Ciao Felice Gimondi, un campione che vive nella curva del silenzio
Aggiornato 17/08/2019 alle 15:00 GMT+2
Ultimo mito di un’epoca sportiva in cui il ciclismo era amato da tutti, Felice Gimondi è stato un campione buono che ha vinto nei giorni di Merckx. Aveva una voce gentile e gli occhi così grati ai pedali: ci mancheranno i suoi racconti, il suo sorriso e le sue parole.
Ogni volta che lo incontravo mi diceva «Salutami tuo papà», sapendo che era un suo grande tifoso. Voglio bene a Felice Gimondi per la sua voce gentile e quegli occhi così grati ai pedali. Voglio bene a Felice perché aveva la bontà dello zio preferito, per un’infanzia fitta di racconti delle sue imprese. Gli voglio bene perché mi sorrideva sempre e oggi che il sole ha cancellato tutto, rimarrà il ricordo acceso di una persona solamente splendida.
Felice Gimondi scrisse giorni di grande ciclismo per l’Italia vestendo tutte le più belle maglie: vinse il Tour de France, tre Giri d’Italia e la Vuelta di Spagna. Passò per primo sul traguardo della Parigi-Roubaix e due volte su quello del suo Lombardia, dominò una Milano-Sanremo da campione del mondo. Vinse tutto nell’epoca di Merckx e quando «Quello là» non c’era, con un superbo colpo di pedale, si scrollava di dosso gli altri belgi: «Meglio primo senza Merckx che secondo con Merckx».
Sapeva raccontare aneddoti bellissimi. Come quando gli chiesi dello Stelvio, la montagna sacra del Giro d'Italia, e lui fu il primo a scalarlo nel 1965 al debutto tra i professionisti, finché la corsa non si fermò a mille metri dal Passo bloccato da una slavina: «La prima volta che ho fatto il Giro, ero sullo Stelvio coi primi del gruppo quando è venuto giù un muro di quattro o cinque metri di neve. Siamo scesi dalle bici e ce le siamo caricate in spalla per scavalcare la neve e avanzare verso la cima».

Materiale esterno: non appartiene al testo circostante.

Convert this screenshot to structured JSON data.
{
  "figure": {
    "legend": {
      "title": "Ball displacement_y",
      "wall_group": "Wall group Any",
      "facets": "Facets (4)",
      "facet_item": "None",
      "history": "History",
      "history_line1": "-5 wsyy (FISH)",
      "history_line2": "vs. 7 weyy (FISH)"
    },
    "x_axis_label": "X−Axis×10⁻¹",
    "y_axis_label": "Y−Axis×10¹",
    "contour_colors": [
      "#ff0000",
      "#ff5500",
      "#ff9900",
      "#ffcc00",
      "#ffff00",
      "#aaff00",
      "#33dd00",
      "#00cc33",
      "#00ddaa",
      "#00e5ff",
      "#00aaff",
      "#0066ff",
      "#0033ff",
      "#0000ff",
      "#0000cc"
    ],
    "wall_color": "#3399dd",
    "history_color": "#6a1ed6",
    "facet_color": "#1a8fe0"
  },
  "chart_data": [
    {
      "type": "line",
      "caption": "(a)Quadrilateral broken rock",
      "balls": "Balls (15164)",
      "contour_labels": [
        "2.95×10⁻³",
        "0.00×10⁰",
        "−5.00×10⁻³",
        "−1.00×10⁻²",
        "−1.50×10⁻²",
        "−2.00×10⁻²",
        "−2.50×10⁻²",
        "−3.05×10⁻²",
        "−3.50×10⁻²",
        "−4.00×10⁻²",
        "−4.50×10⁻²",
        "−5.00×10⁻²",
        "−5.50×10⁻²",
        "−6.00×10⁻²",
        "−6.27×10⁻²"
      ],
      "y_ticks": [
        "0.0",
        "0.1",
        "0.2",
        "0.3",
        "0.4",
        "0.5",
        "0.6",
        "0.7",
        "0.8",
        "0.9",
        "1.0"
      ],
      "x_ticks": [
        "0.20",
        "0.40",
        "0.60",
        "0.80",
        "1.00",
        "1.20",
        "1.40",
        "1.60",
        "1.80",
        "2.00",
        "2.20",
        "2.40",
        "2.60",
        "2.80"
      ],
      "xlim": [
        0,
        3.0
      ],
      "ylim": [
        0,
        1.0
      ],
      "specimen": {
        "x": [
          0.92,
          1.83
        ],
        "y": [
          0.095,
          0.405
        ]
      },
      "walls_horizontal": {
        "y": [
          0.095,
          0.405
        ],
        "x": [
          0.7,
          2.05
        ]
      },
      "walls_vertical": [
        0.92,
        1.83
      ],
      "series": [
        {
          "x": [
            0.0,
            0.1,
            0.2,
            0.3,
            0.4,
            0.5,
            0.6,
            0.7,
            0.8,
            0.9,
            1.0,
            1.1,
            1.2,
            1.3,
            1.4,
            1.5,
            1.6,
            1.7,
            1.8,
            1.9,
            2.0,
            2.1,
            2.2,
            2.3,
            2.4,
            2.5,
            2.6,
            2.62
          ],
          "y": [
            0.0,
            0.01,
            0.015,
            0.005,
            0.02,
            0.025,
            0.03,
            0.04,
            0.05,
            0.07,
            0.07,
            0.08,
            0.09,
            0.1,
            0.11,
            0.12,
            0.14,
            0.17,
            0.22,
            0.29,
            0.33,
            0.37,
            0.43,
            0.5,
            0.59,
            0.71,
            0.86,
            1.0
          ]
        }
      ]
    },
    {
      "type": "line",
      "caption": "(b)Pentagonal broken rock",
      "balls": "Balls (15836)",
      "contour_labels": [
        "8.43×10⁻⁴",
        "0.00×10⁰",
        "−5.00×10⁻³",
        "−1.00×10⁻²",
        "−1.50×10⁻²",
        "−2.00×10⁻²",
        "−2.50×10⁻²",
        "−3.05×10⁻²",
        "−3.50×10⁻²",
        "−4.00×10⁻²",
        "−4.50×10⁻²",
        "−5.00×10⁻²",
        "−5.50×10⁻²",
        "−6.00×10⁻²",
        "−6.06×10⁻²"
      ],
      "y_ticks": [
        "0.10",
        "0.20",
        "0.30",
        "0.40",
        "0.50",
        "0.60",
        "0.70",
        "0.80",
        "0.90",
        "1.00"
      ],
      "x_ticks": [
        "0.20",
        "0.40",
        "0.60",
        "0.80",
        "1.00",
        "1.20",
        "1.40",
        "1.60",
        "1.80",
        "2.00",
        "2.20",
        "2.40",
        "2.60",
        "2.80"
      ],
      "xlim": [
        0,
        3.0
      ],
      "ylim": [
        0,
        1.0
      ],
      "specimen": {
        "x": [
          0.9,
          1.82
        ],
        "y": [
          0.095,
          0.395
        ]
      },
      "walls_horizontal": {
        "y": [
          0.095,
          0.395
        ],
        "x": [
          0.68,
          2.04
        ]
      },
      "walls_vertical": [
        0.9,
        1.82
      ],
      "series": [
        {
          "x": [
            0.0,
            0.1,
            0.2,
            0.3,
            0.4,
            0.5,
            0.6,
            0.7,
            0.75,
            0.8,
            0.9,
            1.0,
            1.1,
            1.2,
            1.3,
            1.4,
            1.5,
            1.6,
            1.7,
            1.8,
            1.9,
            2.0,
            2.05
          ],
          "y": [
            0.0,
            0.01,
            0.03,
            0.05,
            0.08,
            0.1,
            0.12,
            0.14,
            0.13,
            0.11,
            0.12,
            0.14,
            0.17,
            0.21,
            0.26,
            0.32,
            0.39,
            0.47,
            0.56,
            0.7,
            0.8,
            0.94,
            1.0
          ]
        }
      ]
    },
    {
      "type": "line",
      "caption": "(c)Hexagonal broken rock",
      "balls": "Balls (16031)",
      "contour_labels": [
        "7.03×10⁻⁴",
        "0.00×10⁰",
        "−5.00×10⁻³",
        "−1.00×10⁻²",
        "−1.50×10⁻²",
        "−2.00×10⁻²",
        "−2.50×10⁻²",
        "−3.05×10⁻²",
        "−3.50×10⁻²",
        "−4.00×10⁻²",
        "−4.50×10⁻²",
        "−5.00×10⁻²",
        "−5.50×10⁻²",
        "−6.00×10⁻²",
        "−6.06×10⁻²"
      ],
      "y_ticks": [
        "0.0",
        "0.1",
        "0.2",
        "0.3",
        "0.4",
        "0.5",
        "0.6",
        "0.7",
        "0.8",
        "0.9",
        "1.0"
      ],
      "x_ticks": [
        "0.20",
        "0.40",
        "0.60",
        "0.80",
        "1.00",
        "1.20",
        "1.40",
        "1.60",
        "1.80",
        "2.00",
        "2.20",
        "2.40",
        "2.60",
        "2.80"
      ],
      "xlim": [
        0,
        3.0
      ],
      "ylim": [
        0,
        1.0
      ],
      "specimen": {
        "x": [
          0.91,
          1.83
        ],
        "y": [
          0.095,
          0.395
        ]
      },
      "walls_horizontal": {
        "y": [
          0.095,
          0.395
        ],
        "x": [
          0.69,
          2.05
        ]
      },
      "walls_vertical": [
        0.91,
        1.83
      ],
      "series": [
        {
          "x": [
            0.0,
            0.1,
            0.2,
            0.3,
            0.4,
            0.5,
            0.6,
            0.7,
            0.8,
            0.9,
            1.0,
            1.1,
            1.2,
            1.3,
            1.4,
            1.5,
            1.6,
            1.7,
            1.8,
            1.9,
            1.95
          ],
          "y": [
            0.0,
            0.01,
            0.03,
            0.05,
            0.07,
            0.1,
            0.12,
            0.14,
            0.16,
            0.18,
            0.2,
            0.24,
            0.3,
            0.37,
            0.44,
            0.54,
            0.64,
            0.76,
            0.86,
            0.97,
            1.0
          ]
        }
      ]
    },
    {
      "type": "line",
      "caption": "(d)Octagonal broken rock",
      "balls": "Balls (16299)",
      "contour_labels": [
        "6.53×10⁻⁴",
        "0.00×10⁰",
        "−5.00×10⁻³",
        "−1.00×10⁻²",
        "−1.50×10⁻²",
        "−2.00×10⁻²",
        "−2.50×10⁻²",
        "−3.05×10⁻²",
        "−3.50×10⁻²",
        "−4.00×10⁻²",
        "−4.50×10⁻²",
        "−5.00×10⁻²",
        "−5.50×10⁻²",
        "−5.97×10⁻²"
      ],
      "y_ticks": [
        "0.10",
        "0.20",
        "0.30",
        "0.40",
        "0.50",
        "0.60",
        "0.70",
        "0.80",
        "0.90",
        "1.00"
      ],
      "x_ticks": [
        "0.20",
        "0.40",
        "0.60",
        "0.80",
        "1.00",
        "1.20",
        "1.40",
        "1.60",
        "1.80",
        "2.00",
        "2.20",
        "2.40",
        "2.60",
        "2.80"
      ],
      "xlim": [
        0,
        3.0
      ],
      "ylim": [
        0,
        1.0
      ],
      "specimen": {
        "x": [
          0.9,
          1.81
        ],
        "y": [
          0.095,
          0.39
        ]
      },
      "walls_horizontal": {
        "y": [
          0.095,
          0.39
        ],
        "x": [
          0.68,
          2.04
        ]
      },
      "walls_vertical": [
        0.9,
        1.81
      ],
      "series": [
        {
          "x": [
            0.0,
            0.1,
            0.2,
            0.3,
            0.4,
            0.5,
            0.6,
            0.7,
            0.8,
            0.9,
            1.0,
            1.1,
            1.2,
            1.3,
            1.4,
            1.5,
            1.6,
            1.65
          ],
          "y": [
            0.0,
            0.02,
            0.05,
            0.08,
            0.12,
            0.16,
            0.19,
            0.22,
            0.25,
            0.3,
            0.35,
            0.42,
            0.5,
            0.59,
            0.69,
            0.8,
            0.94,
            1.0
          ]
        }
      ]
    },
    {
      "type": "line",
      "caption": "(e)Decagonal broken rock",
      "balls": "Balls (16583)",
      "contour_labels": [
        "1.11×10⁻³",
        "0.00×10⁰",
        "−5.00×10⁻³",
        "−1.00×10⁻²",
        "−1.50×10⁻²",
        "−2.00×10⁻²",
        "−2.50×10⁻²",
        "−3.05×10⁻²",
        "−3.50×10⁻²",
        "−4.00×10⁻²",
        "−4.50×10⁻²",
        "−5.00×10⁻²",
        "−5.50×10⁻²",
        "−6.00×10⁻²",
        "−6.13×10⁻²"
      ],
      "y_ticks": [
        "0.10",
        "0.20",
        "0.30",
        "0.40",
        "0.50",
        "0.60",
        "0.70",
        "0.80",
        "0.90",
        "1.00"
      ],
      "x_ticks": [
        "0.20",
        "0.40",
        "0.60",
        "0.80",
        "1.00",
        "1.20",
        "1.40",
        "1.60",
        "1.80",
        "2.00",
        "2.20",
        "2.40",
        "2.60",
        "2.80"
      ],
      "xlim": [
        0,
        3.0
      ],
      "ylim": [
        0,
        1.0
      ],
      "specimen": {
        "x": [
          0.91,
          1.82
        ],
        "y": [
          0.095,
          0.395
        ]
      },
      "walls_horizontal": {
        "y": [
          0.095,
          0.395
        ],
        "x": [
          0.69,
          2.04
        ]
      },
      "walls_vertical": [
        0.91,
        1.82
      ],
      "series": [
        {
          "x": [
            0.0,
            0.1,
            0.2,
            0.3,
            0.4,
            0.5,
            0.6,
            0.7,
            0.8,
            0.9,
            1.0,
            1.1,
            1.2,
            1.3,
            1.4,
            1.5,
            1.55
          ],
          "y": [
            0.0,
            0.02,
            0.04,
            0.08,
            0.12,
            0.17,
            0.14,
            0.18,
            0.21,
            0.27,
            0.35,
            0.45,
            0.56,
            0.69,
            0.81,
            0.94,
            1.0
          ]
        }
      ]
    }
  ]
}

Felice Gimondi era un uomo generoso che, umilmente, voleva che il suo valore fosse ammesso dai rivali e capito da tutti. La sua ragione era pratica: poche scuse, tanti fatti. Netto e combattivo, come la scorza semantica del suo ciclismo. Duro e svelto come l’estetica della strada. Per questo, per la sua ampiezza verticale e un dovere di compensazione, piaceva così tanto ai grandi autori e cronisti. Come a Gianni Brera, che lo chiamava Nuvola Rossa e doveva commuoversi prima di scrivere, sentire emozioni remote e puerili per stendere una magia sulla sua olivetti.
Felice Gimondi fu l’ultimo mito di un’epoca sportiva in cui il ciclismo era amato da tutti, con un tessuto sociale e la sua passione identitaria. Amaramente, mi diceva che «Se oggi non è più così, è perché il ciclismo rispecchia la situazione del nostro paese». Quando l’ultimo 29 settembre lo chiamai per gli auguri di buon compleanno, mi disse che alle corse non ci sarebbe andato più: «Perché ho mal di schiena e soffro a stare al palo senza correre in bici!». Piango, rido e tu, tu non sai perché. Ciao Felice, piena di te è la curva del silenzio.